The researchers found a range of protists including alveolates, stramenopiles, chlorophytes, cercozoans, picozoans, and choanozoans. Nineteen percent of SAGs from the Gulf of Maine and 48% of those from the Mediterranean were associated with bacterial DNA, suggesting that these protists had eaten bacteria. More common were viral sequences, found in 51% of SAGs from the Gulf of Maine and 35% of those from the Mediterranean, with a frequency of 1-52 virus types per protist. Most were from viruses known to infect bacteria - presumably representing parasites of the protists' bacterial prey.
But choanozoans and picozoans, which only occurred in the Gulf of Maine sample, were different. These groups, neither of which have chloroplasts, are poorly known. Choanozoans (3-10 μm; also known as choanoflagellates), are of great evolutionary interest as the closest living relatives of animals and fungi. The tiny (up to 3 μ) picozoans were first discovered twenty years ago and originally known as picobiliphytes. Until now, their food sources were a puzzle, as their feeding apparatus is too small for bacteria - but ample for viruses, most of which are smaller than 150 nm.
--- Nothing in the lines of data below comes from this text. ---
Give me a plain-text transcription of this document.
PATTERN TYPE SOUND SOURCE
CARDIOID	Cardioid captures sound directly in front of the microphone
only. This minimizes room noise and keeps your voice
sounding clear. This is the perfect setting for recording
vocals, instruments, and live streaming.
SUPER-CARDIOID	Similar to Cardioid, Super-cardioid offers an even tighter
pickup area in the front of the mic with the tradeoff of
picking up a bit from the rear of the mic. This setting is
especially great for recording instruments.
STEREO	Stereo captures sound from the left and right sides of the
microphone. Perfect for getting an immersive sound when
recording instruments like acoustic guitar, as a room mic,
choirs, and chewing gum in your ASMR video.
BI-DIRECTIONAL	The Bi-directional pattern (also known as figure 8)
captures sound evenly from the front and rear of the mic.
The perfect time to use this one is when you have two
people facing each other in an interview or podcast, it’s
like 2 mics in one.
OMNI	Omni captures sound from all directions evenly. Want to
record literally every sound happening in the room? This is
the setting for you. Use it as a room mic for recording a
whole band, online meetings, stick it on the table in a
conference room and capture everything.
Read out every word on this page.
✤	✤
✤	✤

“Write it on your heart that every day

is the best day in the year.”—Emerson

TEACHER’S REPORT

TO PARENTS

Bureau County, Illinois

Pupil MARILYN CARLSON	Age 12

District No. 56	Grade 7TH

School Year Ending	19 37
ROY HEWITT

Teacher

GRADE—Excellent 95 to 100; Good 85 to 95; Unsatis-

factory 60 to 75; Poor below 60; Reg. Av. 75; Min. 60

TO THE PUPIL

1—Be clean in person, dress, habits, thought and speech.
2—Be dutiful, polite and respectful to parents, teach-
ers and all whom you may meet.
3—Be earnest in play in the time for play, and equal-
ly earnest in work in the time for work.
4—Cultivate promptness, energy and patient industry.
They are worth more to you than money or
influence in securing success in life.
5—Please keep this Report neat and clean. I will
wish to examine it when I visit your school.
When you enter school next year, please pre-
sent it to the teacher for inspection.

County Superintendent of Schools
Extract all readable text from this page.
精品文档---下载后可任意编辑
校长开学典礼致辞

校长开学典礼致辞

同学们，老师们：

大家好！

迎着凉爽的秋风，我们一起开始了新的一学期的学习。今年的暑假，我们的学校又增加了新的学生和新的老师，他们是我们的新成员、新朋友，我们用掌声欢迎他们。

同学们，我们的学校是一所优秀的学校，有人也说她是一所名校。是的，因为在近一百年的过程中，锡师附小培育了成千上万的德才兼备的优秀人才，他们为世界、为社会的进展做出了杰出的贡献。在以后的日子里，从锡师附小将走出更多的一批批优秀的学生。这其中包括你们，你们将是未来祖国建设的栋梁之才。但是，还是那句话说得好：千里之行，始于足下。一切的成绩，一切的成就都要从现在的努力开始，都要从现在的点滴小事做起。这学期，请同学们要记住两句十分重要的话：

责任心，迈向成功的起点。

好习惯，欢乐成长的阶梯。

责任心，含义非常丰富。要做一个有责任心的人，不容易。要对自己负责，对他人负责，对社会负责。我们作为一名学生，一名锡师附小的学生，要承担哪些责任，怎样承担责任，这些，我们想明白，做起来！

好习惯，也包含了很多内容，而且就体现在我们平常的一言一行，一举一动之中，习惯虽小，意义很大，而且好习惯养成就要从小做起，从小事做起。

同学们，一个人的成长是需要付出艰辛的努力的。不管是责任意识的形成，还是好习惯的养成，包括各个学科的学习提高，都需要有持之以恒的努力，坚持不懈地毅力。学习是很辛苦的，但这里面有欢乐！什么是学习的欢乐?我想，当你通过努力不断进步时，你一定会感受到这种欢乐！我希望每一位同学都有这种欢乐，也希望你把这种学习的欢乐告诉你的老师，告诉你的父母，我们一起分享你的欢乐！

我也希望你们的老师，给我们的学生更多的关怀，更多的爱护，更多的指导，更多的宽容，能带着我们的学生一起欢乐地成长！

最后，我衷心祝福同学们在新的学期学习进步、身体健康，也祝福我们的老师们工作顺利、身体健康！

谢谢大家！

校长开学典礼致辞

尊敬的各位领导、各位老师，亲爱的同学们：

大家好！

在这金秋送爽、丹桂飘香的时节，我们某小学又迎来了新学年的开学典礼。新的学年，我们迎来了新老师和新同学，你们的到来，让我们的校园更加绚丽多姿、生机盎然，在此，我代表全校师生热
Every single one of the choanozoan and picozoan SAGs were associated with viral sequences from bacteriophages and CRESS-DNA viruses, but mostly without any bacterial DNA, while the same sequences were found across a great diversity of species.
"It is very unlikely that these viruses are capable of infecting all the protists in which they were found," says Dr Julia Brown, a researcher at the Bigelow Laboratory for Ocean Sciences and coauthor on the study.
The authors conclude that choanozoans and picozoans probably routinely eat viruses.
"Viruses are rich in phosphorus and nitrogen, and could potentially be a good supplement to a carbon-rich diet that might include cellular prey or carbon-rich marine colloids," says Brown. "The removal of viruses from the water may reduce the number of viruses available to infect other organisms, while also shuttling the organic carbon within virus particles higher up the food chain. Future research might consider whether protists that consume viruses accumulate DNA sequences from their viral prey within their own genomes, or consider how they might protect themselves from infection."